Deniz salyasına karşı bütünleşik bir ‘Su Kalitesi Yönetimi’ oluşturulmalı
İnşaat Mühendisi, Su Politikaları Derneği Başkanı Dursun Yıldız, Marmara Denizi’nde yaşanan deniz müsilajı (deniz salyası) sorununa ilişkin değerlendirmelerde bulundu. ‘Havza Koruma Eylem Planları’nın hazır olduğunu vurgulayan Yıldız, acil olarak ‘Marmara Denizi Havzası Su Yönetimi Planı’nın hazırlanması gerektiğine dikkat çekti ve dijital (sayısal) su altyapısının; ‘Marmara Denizi Havzası Su Kalitesi İzleme Sistemi’ ağlarının kurulmasında, su kalitesinin sürekli olarak izlenmesinde önemli bir rol oynayacağını ifade etti.

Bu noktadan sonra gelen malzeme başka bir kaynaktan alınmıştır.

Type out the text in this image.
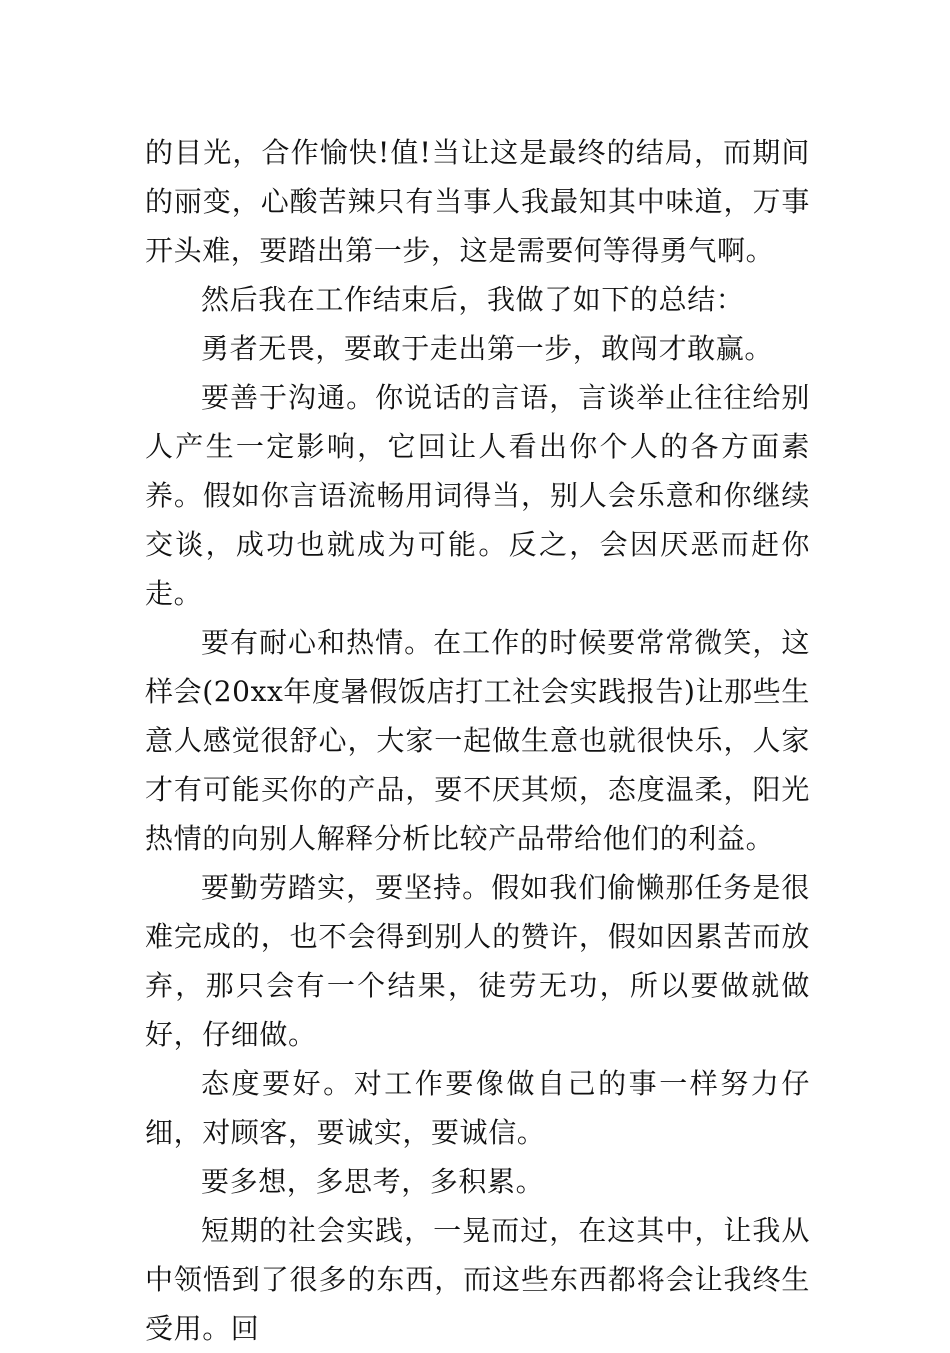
的目光，合作愉快!值!当让这是最终的结局，而期间的丽变，心酸苦辣只有当事人我最知其中味道，万事开头难，要踏出第一步，这是需要何等得勇气啊。

然后我在工作结束后，我做了如下的总结：

勇者无畏，要敢于走出第一步，敢闯才敢赢。

要善于沟通。你说话的言语，言谈举止往往给别人产生一定影响，它回让人看出你个人的各方面素养。假如你言语流畅用词得当，别人会乐意和你继续交谈，成功也就成为可能。反之，会因厌恶而赶你走。

要有耐心和热情。在工作的时候要常常微笑，这样会(20xx年度暑假饭店打工社会实践报告)让那些生意人感觉很舒心，大家一起做生意也就很快乐，人家才有可能买你的产品，要不厌其烦，态度温柔，阳光热情的向别人解释分析比较产品带给他们的利益。

要勤劳踏实，要坚持。假如我们偷懒那任务是很难完成的，也不会得到别人的赞许，假如因累苦而放弃，那只会有一个结果，徒劳无功，所以要做就做好，仔细做。

态度要好。对工作要像做自己的事一样努力仔细，对顾客，要诚实，要诚信。

要多想，多思考，多积累。

短期的社会实践，一晃而过，在这其中，让我从中领悟到了很多的东西，而这些东西都将会让我终生受用。回
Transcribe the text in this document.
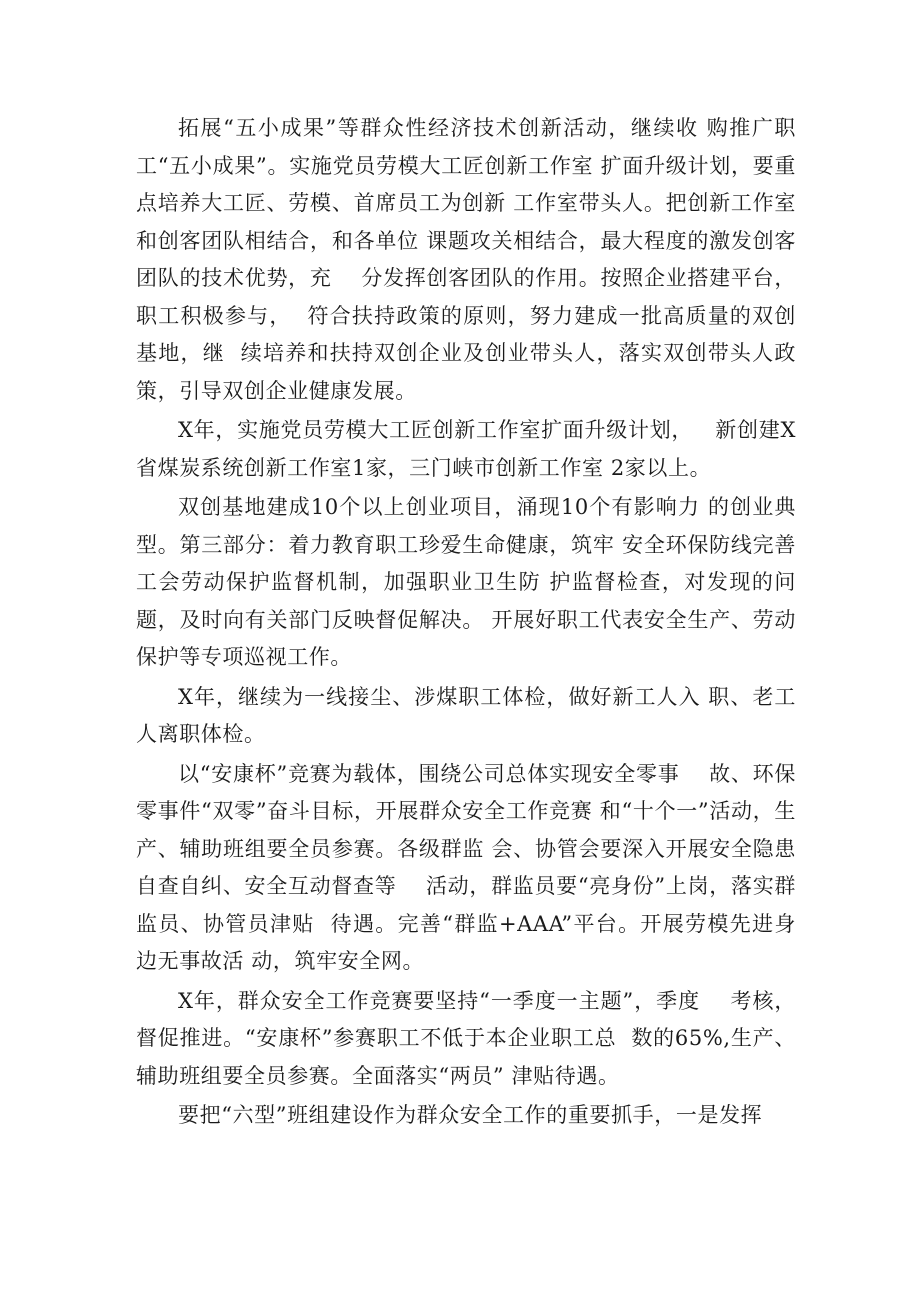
拓展“五小成果”等群众性经济技术创新活动，继续收 购推广职工“五小成果”。实施党员劳模大工匠创新工作室 扩面升级计划，要重点培养大工匠、劳模、首席员工为创新 工作室带头人。把创新工作室和创客团队相结合，和各单位 课题攻关相结合，最大程度的激发创客团队的技术优势，充    分发挥创客团队的作用。按照企业搭建平台，职工积极参与，  符合扶持政策的原则，努力建成一批高质量的双创基地，继  续培养和扶持双创企业及创业带头人，落实双创带头人政策，引导双创企业健康发展。

X年，实施党员劳模大工匠创新工作室扩面升级计划，   新创建X省煤炭系统创新工作室1家，三门峡市创新工作室 2家以上。

双创基地建成10个以上创业项目，涌现10个有影响力 的创业典型。第三部分：着力教育职工珍爱生命健康，筑牢 安全环保防线完善工会劳动保护监督机制，加强职业卫生防 护监督检查，对发现的问题，及时向有关部门反映督促解决。 开展好职工代表安全生产、劳动保护等专项巡视工作。

X年，继续为一线接尘、涉煤职工体检，做好新工人入 职、老工人离职体检。

以“安康杯”竞赛为载体，围绕公司总体实现安全零事    故、环保零事件“双零”奋斗目标，开展群众安全工作竞赛 和“十个一”活动，生产、辅助班组要全员参赛。各级群监 会、协管会要深入开展安全隐患自查自纠、安全互动督查等    活动，群监员要“亮身份”上岗，落实群监员、协管员津贴  待遇。完善“群监+AAA”平台。开展劳模先进身边无事故活 动，筑牢安全网。

X年，群众安全工作竞赛要坚持“一季度一主题”，季度    考核，督促推进。“安康杯”参赛职工不低于本企业职工总  数的65%,生产、辅助班组要全员参赛。全面落实“两员” 津贴待遇。

要把“六型”班组建设作为群众安全工作的重要抓手，一是发挥
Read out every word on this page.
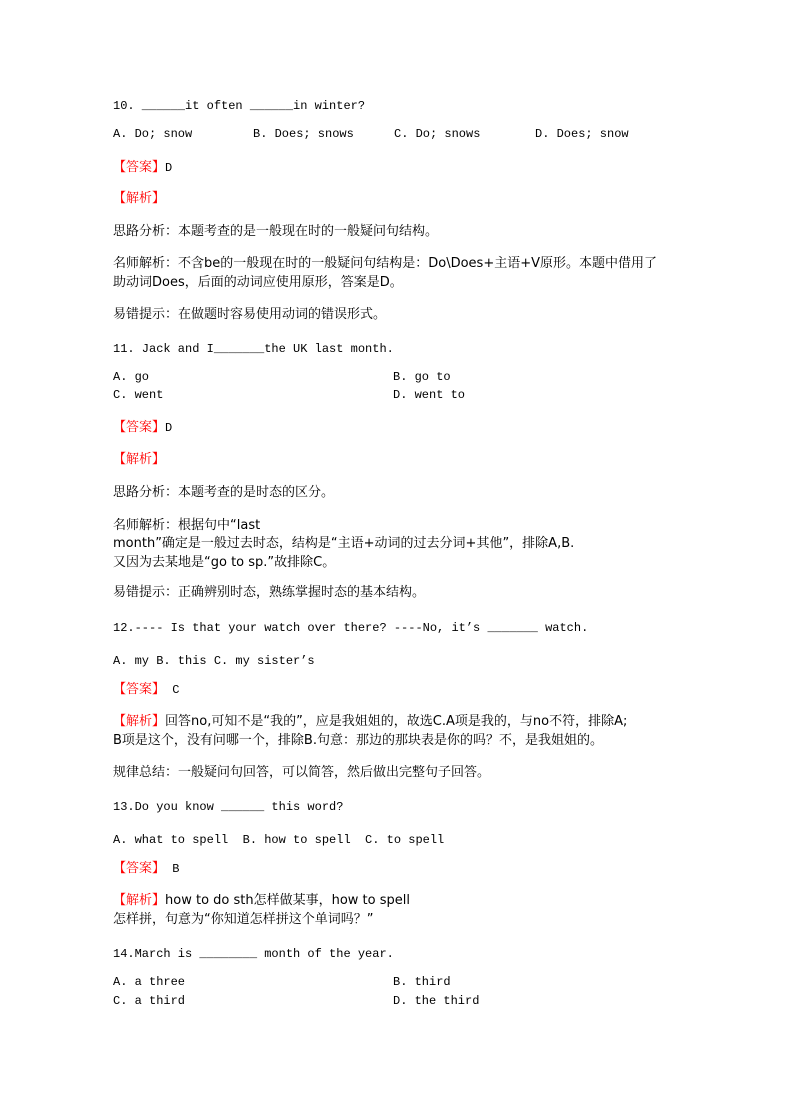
10. ______it often ______in winter?
A. Do; snow	B. Does; snows	C. Do; snows	D. Does; snow
【答案】D
【解析】
思路分析：本题考查的是一般现在时的一般疑问句结构。
名师解析：不含be的一般现在时的一般疑问句结构是：Do\Does+主语+V原形。本题中借用了
助动词Does，后面的动词应使用原形，答案是D。
易错提示：在做题时容易使用动词的错误形式。
11. Jack and I_______the UK last month.
A. go	B. go to
C. went	D. went to
【答案】D
【解析】
思路分析：本题考查的是时态的区分。
名师解析：根据句中“last
month”确定是一般过去时态，结构是“主语+动词的过去分词+其他”，排除A,B.
又因为去某地是“go to sp.”故排除C。
易错提示：正确辨别时态，熟练掌握时态的基本结构。
12.---- Is that your watch over there? ----No, it’s _______ watch.
A. my B. this C. my sister’s
【答案】 C
【解析】回答no,可知不是“我的”，应是我姐姐的，故选C.A项是我的，与no不符，排除A;
B项是这个，没有问哪一个，排除B.句意：那边的那块表是你的吗？不，是我姐姐的。
规律总结：一般疑问句回答，可以简答，然后做出完整句子回答。
13.Do you know ______ this word?
A. what to spell  B. how to spell  C. to spell
【答案】 B
【解析】how to do sth怎样做某事，how to spell
怎样拼，句意为“你知道怎样拼这个单词吗？”
14.March is ________ month of the year.
A. a three	B. third
C. a third	D. the third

Deniz salyası kirliliğinin biyolojik oluşumunun ve gelişiminin ‘Deniz Bilimi’ ve ‘Deniz Biyolojisi’ uzmanlarının ihtisas konusu olduğunu dile getiren Dursun Yıldız, Marmara Denizi’nin geldiği bu nokta için şu bilgileri aktardı: “Uzmanlar, deniz salyasının daha çok bu işin denizdeki canlı yaşamının artan kirlilik yüküyle etkileşimini ve bunun sonuçlarını inceleyerek açıkladılar. Bu açıklamaların sonunda deniz salyasının hızla artmasının denizdeki değişen bazı çevresel koşullar nedeniyle gerçekleştiği ortaya çıktı. Uzmanlara göre Marmara Denizi’nin suyunun sıcaklığında 40 yıllık ortalamanın 2 C üzerinde oluşması ve azot ve fosfor kirlilik yükündeki artış ve durağan deniz koşulları; denizdeki mikroalglerin hızla çoğalmasını tetikledi. Bu mikroalgler deniz ekosistemini dengede tutmak için hızla çoğalırken ortaya çıkan stres şartları nedeniyle bir salgı bırakmaya başladı. Bu salgılar, deniz yüzeyine çıkarak burada koku ve görüntü kirliliği yarattı. Ancak deniz yüzeyinden 30 m. derine uzanan bölgede deniz salyası oluşumunun devam etmekte olduğu da uzmanların açıklamaları arasında yer alıyor.”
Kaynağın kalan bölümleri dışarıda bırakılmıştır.